In case you missed it, check out Frank Diana’s interview with Gerd Leonhard. Here they discuss disruptive technologies and their impact across all industries.

Here’s an excerpt to whet your appetite:

Frank: So, clearly you are a believer that ownership models give way to access models. There is that debate that says the economic pressures of our last 5 or 6 years have created the sharing economy, but it will unwind itself when the economy improves. I don’t personally believe that.

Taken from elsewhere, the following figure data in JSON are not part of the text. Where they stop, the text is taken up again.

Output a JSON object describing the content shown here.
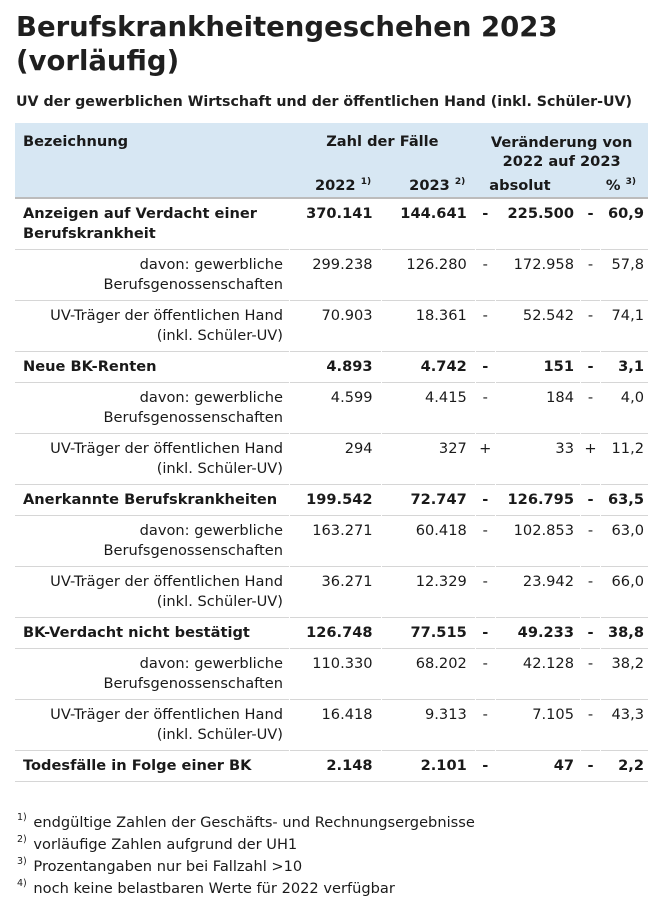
{
  "title": "Berufskrankheitengeschehen 2023 (vorläufig)",
  "subtitle": "UV der gewerblichen Wirtschaft und der öffentlichen Hand (inkl. Schüler-UV)",
  "header": {
    "col_label": "Bezeichnung",
    "col_count": "Zahl der Fälle",
    "col_change": "Veränderung von 2022 auf 2023",
    "year_2022": "2022",
    "year_2022_note": "1)",
    "year_2023": "2023",
    "year_2023_note": "2)",
    "absolute": "absolut",
    "percent": "%",
    "percent_note": "3)"
  },
  "rows": [
    {
      "label": "Anzeigen auf Verdacht einer Berufskrankheit",
      "y2022": "370.141",
      "y2023": "144.641",
      "sign_abs": "-",
      "abs": "225.500",
      "sign_pct": "-",
      "pct": "60,9"
    },
    {
      "label": "davon: gewerbliche Berufsgenossenschaften",
      "y2022": "299.238",
      "y2023": "126.280",
      "sign_abs": "-",
      "abs": "172.958",
      "sign_pct": "-",
      "pct": "57,8"
    },
    {
      "label": "UV-Träger der öffentlichen Hand (inkl. Schüler-UV)",
      "y2022": "70.903",
      "y2023": "18.361",
      "sign_abs": "-",
      "abs": "52.542",
      "sign_pct": "-",
      "pct": "74,1"
    },
    {
      "label": "Neue BK-Renten",
      "y2022": "4.893",
      "y2023": "4.742",
      "sign_abs": "-",
      "abs": "151",
      "sign_pct": "-",
      "pct": "3,1"
    },
    {
      "label": "davon: gewerbliche Berufsgenossenschaften",
      "y2022": "4.599",
      "y2023": "4.415",
      "sign_abs": "-",
      "abs": "184",
      "sign_pct": "-",
      "pct": "4,0"
    },
    {
      "label": "UV-Träger der öffentlichen Hand (inkl. Schüler-UV)",
      "y2022": "294",
      "y2023": "327",
      "sign_abs": "+",
      "abs": "33",
      "sign_pct": "+",
      "pct": "11,2"
    },
    {
      "label": "Anerkannte Berufskrankheiten",
      "y2022": "199.542",
      "y2023": "72.747",
      "sign_abs": "-",
      "abs": "126.795",
      "sign_pct": "-",
      "pct": "63,5"
    },
    {
      "label": "davon: gewerbliche Berufsgenossenschaften",
      "y2022": "163.271",
      "y2023": "60.418",
      "sign_abs": "-",
      "abs": "102.853",
      "sign_pct": "-",
      "pct": "63,0"
    },
    {
      "label": "UV-Träger der öffentlichen Hand (inkl. Schüler-UV)",
      "y2022": "36.271",
      "y2023": "12.329",
      "sign_abs": "-",
      "abs": "23.942",
      "sign_pct": "-",
      "pct": "66,0"
    },
    {
      "label": "BK-Verdacht nicht bestätigt",
      "y2022": "126.748",
      "y2023": "77.515",
      "sign_abs": "-",
      "abs": "49.233",
      "sign_pct": "-",
      "pct": "38,8"
    },
    {
      "label": "davon: gewerbliche Berufsgenossenschaften",
      "y2022": "110.330",
      "y2023": "68.202",
      "sign_abs": "-",
      "abs": "42.128",
      "sign_pct": "-",
      "pct": "38,2"
    },
    {
      "label": "UV-Träger der öffentlichen Hand (inkl. Schüler-UV)",
      "y2022": "16.418",
      "y2023": "9.313",
      "sign_abs": "-",
      "abs": "7.105",
      "sign_pct": "-",
      "pct": "43,3"
    },
    {
      "label": "Todesfälle in Folge einer BK",
      "y2022": "2.148",
      "y2023": "2.101",
      "sign_abs": "-",
      "abs": "47",
      "sign_pct": "-",
      "pct": "2,2"
    }
  ],
  "footnotes": [
    {
      "mark": "1)",
      "text": "endgültige Zahlen der Geschäfts- und Rechnungsergebnisse"
    },
    {
      "mark": "2)",
      "text": "vorläufige Zahlen aufgrund der UH1"
    },
    {
      "mark": "3)",
      "text": "Prozentangaben nur bei Fallzahl >10"
    },
    {
      "mark": "4)",
      "text": "noch keine belastbaren Werte für 2022 verfügbar"
    }
  ],
  "colors": {
    "header_bg": "#d7e7f3",
    "text": "#1a1a1a",
    "rule": "#d6d6d6"
  }
}
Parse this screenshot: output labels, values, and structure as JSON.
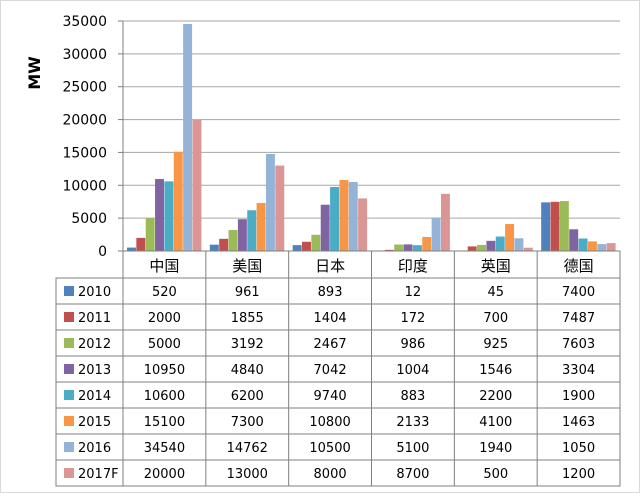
{
  "chart_data": {
    "type": "bar",
    "ylabel": "MW",
    "ylim": [
      0,
      35000
    ],
    "yticks": [
      0,
      5000,
      10000,
      15000,
      20000,
      25000,
      30000,
      35000
    ],
    "grid": true,
    "legend": "table-left",
    "categories": [
      "中国",
      "美国",
      "日本",
      "印度",
      "英国",
      "德国"
    ],
    "series": [
      {
        "name": "2010",
        "color": "#4f81bd",
        "values": [
          520,
          961,
          893,
          12,
          45,
          7400
        ]
      },
      {
        "name": "2011",
        "color": "#c0504d",
        "values": [
          2000,
          1855,
          1404,
          172,
          700,
          7487
        ]
      },
      {
        "name": "2012",
        "color": "#9bbb59",
        "values": [
          5000,
          3192,
          2467,
          986,
          925,
          7603
        ]
      },
      {
        "name": "2013",
        "color": "#8064a2",
        "values": [
          10950,
          4840,
          7042,
          1004,
          1546,
          3304
        ]
      },
      {
        "name": "2014",
        "color": "#4bacc6",
        "values": [
          10600,
          6200,
          9740,
          883,
          2200,
          1900
        ]
      },
      {
        "name": "2015",
        "color": "#f79646",
        "values": [
          15100,
          7300,
          10800,
          2133,
          4100,
          1463
        ]
      },
      {
        "name": "2016",
        "color": "#95b3d7",
        "values": [
          34540,
          14762,
          10500,
          5100,
          1940,
          1050
        ]
      },
      {
        "name": "2017F",
        "color": "#d99694",
        "values": [
          20000,
          13000,
          8000,
          8700,
          500,
          1200
        ]
      }
    ]
  }
}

Gerd: I don’t think it is going to be either or. The sharing economy is difficult right now, there are a lot of issues with doing so, but in 20 years, we will have overcome all the practical issues, like why we need our own car. It is fun to have our car, so some of us are likely to still have them, because we are human. I think in general this concept of extreme capitalism, which means profit and growth at any cost, is very suicidal. It’s been said for 10 years. Ban ki Moon said 8 years ago, that we are living in a suicide economy. It’s not new, it’s just that we are finally discovering that there is money in another way called the “Triple P” approach (people, profit, and planet) which Jeremy Rifkin speaks of as well. It has become sort of a theme or a mantra to look at business or the economy as a biosphere. You can be a major player in the biosphere, but you can’t own the biosphere. That’s where everything is going. You can see already, the entire world is becoming inter-dependent. Terrorism for example is a huge inter-dependent issue that cannot be solved by having more soldiers, or having more data surveillance. This is a very inter-connected issue. So the economic paradigm will be in my view much more like an ecosystem. But we should not look at that to naively in the sense of saying that it will be like an egalitarian nirvana or something, I don’t think we will have that. But the suicidal approach of increasing consumption at any cost, and passing that on to the developing countries, that is collapsing.